A previously obscure company called Labrador Diagnostics (which lacks a website and shouldn’t be confused with the similarly named test lab) attempted to halt the production of COVID-19 test kits due to "patent infringement". Faced with a barrage of outrage they’ve now retreated, but their actions reveal the way the law can hinder swift responses to a crisis.


The story begins with Theranos, the company that conned a lot of rich people into investing millions into radical new blood testing platforms that turned out not to work. Upon its collapse, whatever assets possible were sold off including two patents for virus testing, which were bought by Labrador. Given that Theranos’ tests were mostly useless, it’s questionable if these designs would even work, particularly for COVID-19, discovered four years after the patents were lodged.

The patents were drawn so broadly however, that Labrador is suing French company BioMérieux, which is rolling out tests for COVID-19 and 21 other viruses and bacteria that infect the respiratory system. Labrador claims these tests violate the ex-Theranos patents. Techdirt reports that Labrador demanded BioMérieux cease manufacturing any tests, and no one uses any tests they do make, until the court case has been heard, something likely to take even longer than the search for a vaccine.

Labrador isn't offering to supply the desperately needed test kits themselves. They have no production facilities, raising the suspicion they are patent trolls: companies or individuals who register or buy a patent before threatening to sue those making something loosely related. Such suits almost never succeed in court, but victims sometimes pay trolls to avoid the battle.

BioMérieux had the unenviable choice of either paying Labrador off – making future suits like this a certainty – or be distracted from their role as a leading test producer, putting everyone’s lives at greater risk.


After the Techdirt article was published on Monday, and apparently realizing the likely response, Labrador announced it was unaware BioMérieux was making COVID-19 test kits and the suit’s timing was coincidental. They’ve offered to grant a royalty-free COVID-19 license, allowing them to launch a suit against other aspects of BioMérieux’s products later on. 

Labrador Diagnostics are not the only ones whose patents could interfere with disease-fighting efforts.

Faced with a shortage of parts to operate respirators in northern Italy, 3D printing pioneer Christian Fracassi rushed a printer to Brescia hospital, and dashed off 100 precious valves.

While Fracassi moves onto printing masks, others are attempting to build open-source ventilators that anyone with a 3D printer could produce. 


Nevertheless, Fracassi is not making the design available online, apparently in the face of threats from the ventiliator's unnamed manufacturer.

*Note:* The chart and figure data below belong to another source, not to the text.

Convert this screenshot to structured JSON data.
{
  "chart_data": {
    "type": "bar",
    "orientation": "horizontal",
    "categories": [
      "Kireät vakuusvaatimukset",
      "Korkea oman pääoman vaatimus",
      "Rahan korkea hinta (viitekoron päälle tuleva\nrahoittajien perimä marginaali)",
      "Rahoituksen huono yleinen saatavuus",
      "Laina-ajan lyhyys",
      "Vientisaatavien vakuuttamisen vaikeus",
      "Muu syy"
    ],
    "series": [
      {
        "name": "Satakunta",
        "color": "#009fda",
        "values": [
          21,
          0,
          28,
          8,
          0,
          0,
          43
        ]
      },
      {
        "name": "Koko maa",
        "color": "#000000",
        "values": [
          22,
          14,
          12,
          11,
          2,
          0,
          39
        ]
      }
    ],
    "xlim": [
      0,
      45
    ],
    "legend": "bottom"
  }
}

Instead, the designs will only be available when the makers can’t provide their parts fast enough – a fair system in theory, but one that could add extra delays as hospitals' needs gets vetted.

Besides the legal issues, projects like this raise concerns if enthusiastic people 3D print parts out of non-medical grade plastic.

Then there was the reported attempt by the Trump Administration to lock in exclusive rights to a COVID-19 vaccine being developed by CureVac. It's unclear if the Trump Administration was looking for exclusive US use or for the research and production to be on US soil as the story is disputed, but if true, success would have meant a product developed in Germany with German government support would not be available to Germans without US approval.